Russian multinational cybersecurity firm and antivirus provider Kaspersky Lab has announced the extension of its Bug Bounty Program, first started late summer last year.
In a press release, the company notes that since the beginning of its Bug Bounty Program on August 1, 2016, which was started in partnership with platform provider HackerOne and kept going for six months, 20 bugs have been discovered between the two products that were subject to the initiative: Kaspersky Internet Security 2017 and Kaspersky Endpoint Security 10. This aforementioned time frame constituted phase one of the program, with the firm kicking off phase two as we speak.
What's changed is the financial reward offered for discovery of remote code execution bugs, up to $5,000 from $2,000 previously, and the addition of Kaspersky Password Manager 8 to the line-up of target products. As opposed to phase one, now both "qualified individuals and organizations" can submit reports on the three Kasperksy products.
Commenting on the matter Kaspersky's Chief Technology Officer, Nikita Shvetsov, stated:
The security of our customers is our priority.
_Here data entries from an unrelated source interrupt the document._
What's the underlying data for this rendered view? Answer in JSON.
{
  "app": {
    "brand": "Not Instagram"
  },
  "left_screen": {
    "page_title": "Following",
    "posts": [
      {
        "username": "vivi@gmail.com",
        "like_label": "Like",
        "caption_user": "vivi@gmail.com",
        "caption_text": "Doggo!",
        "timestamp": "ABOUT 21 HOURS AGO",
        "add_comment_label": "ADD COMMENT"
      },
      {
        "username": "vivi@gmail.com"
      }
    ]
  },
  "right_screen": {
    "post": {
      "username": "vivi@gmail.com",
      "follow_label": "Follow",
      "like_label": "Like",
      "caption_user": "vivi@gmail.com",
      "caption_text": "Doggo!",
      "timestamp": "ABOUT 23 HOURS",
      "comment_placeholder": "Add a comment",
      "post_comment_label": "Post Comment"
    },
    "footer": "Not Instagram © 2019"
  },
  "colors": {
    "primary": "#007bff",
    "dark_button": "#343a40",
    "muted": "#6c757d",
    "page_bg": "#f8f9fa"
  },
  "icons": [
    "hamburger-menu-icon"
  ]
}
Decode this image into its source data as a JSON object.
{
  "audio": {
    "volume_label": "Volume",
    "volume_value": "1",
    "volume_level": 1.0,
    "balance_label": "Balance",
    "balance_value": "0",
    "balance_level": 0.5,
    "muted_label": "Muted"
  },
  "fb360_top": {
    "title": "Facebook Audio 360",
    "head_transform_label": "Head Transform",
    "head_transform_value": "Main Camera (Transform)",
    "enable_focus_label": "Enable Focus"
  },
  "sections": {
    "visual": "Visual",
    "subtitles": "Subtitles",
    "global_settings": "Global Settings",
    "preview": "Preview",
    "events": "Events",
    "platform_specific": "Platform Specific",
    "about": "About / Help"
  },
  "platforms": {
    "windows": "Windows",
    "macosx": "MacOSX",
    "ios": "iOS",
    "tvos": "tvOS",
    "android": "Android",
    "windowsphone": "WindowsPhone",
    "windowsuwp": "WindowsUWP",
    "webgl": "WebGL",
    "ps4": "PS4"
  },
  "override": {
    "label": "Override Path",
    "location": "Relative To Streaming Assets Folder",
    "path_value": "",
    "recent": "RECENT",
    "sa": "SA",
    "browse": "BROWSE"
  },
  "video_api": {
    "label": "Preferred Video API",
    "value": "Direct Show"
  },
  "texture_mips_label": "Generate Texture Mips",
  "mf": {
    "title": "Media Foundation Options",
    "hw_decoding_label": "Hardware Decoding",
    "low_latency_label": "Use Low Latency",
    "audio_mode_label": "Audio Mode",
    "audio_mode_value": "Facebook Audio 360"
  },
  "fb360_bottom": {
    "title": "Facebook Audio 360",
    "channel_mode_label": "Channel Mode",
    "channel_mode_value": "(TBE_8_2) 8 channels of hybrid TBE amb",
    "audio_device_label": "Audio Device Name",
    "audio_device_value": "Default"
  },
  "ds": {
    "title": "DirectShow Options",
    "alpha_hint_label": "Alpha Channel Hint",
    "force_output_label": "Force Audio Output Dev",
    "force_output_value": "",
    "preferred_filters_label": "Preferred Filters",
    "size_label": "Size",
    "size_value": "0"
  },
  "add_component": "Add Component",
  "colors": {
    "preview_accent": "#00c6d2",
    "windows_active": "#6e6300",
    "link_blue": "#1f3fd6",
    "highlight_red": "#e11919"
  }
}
That is why we take independent research into our products very seriously and apply its results to constantly improve our best-in-class technologies. Since August, it is fair to say that our Bug Bounty Program has been successful in optimising our internal and external mitigation measures to continuously improve the resiliency of our products. That’s why we’ve decided to extend it. We appreciate the enthusiastic participation of security researchers worldwide. As a mark of our respect for the work they do in helping us to bolster our solutions, we’ve increased the remuneration on offer in this second phase of the program and extended the scope to include other important Kaspersky Lab products.
The cybersecurity firm is looking for people to test these three products on "Microsoft Windows 8.1, or a more recent Microsoft desktop OS", with specific intent to find local privilege escalation, user data compromise and remote code execution vulnerabilities. These would be rewarded, on average, with $1,000, $2,000, and $5,000 respectively.
More information about the program can be found on the appropriate page at HackerOne.